Insurer Aetna sees Obamacare changes ahead; no word on Humana
By Caroline Humer and Ankur Banerjee
(Reuters) - Health insurer Aetna Inc (AET.N: Quote) said on Tuesday it lost more money than expected on the Obamacare individual insurance plans, one of the main pillars of the Affordable Care Act that President Donald Trump is working to "repeal and replace."
Aetna Chief Executive Officer Mark Bertolini also predicted years of transition in that individual insurance business but said it presents opportunities as new products are developed that appeal to younger and healthier people.

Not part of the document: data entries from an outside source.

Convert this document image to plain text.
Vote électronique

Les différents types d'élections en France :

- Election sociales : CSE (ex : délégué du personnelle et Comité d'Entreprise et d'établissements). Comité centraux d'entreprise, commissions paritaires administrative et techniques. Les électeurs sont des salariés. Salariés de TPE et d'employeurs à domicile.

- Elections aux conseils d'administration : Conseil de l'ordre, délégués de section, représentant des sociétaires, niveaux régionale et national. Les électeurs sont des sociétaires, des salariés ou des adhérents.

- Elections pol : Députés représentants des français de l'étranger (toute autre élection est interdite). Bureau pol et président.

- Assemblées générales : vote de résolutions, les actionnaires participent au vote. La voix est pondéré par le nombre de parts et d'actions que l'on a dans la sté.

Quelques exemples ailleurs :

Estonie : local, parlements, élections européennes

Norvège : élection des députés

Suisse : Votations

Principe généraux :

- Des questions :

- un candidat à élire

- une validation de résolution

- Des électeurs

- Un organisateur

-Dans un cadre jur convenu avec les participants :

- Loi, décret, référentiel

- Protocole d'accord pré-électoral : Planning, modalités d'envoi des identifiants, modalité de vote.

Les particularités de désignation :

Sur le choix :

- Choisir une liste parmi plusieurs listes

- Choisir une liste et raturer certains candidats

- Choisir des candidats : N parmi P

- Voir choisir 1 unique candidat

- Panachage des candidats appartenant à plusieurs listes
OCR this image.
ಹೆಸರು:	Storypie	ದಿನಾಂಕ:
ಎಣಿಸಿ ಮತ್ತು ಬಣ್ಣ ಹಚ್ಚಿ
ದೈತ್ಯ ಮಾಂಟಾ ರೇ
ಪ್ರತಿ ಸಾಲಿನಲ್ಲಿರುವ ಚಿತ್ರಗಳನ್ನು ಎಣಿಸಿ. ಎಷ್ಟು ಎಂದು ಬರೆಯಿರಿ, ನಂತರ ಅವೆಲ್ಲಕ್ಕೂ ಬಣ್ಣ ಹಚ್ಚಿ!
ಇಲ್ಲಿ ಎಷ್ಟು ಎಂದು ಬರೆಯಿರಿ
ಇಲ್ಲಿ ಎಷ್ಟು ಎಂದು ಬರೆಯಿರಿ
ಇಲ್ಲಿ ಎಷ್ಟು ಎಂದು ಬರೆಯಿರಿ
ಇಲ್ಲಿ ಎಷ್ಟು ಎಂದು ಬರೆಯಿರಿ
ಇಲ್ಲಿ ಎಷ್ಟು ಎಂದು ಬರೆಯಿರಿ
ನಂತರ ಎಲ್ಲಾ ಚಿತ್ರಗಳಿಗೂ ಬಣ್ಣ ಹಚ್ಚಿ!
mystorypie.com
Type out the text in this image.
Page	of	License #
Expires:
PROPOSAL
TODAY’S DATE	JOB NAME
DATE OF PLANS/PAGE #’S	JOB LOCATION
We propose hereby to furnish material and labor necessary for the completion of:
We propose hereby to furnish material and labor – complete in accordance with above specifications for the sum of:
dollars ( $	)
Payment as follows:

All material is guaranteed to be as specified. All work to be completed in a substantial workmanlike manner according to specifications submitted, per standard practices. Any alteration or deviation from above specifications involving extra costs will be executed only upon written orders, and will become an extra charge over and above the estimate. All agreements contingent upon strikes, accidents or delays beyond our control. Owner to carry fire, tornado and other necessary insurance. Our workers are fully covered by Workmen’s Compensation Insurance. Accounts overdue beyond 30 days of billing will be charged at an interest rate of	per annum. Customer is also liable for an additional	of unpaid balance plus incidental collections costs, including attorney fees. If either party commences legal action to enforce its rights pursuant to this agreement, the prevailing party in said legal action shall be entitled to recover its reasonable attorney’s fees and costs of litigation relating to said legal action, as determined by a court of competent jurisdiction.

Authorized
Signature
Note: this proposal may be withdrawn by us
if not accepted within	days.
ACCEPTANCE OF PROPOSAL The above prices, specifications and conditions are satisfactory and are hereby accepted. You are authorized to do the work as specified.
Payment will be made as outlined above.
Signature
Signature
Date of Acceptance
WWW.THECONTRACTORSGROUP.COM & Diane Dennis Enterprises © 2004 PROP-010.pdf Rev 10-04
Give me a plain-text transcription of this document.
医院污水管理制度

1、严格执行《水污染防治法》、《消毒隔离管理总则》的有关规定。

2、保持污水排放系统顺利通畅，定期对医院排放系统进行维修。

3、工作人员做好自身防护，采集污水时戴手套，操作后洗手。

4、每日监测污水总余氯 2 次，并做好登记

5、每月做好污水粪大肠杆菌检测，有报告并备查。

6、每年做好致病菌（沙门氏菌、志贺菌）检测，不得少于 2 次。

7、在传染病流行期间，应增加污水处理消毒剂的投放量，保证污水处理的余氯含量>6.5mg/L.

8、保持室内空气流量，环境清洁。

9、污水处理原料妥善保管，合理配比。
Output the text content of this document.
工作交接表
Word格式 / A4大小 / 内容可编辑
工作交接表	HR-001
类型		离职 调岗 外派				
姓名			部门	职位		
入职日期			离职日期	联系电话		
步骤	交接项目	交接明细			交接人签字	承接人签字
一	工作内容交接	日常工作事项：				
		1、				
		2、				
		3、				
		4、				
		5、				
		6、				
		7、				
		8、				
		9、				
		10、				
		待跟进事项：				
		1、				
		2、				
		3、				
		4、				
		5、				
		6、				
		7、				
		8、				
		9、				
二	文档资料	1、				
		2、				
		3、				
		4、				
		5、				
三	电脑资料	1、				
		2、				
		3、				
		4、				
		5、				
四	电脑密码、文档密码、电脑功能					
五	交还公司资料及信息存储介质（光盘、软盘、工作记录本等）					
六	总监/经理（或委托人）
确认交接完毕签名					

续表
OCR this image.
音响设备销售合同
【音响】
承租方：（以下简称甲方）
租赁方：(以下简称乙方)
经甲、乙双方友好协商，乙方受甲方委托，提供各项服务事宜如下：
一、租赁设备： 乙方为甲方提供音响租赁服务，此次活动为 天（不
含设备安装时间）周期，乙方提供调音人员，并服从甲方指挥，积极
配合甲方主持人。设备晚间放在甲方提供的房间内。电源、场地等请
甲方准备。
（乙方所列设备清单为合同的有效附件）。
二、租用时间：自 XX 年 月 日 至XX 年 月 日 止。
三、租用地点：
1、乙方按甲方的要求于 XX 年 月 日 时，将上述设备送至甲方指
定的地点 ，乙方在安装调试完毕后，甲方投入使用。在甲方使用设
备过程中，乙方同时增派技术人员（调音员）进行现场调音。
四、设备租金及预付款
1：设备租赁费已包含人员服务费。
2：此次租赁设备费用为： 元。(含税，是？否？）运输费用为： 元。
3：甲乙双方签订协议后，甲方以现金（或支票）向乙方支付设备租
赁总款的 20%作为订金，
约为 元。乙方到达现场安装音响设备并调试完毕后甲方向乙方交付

Bertolini said the company is weighing how to proceed after a federal court ruled last week against its $34 billion deal for Humana Inc (HUM.N: Quote) on antitrust grounds. He said Aetna, the No. 3 U.S. health insurer, may decide to appeal or there could be a deal extension, which it will announce before the current Humana agreement's end date of Feb. 15.
Aetna, along with UnitedHealth Group Inc (UNH.N: Quote), has largely exited the individual business for 2017, but has remained on exchanges in four states. It has 240,000 customers in individual plans and said it expects to post a loss again this year on the business.
Bertolini said in an interview that the Hartford, Connecticut, company will not enter any new markets with exchange Obamacare plans in 2018, and will decide in the next few months if it will re-enter Delaware, Iowa, Nebraska and Virginia, where it now sells these plans.
Like many insurers, he said Aetna feels structural changes are needed to account for the higher medical costs of participants in the Obamacare exchange market for individuals. He said the company is talking to lawmakers and regulators about how to make these changes as Trump and Republicans consider new legislation and rules.
Aetna said it lost $450 million on the Obamacare business in 2016, including $100 million more than expected during the fourth quarter. The company expects lower losses in 2017.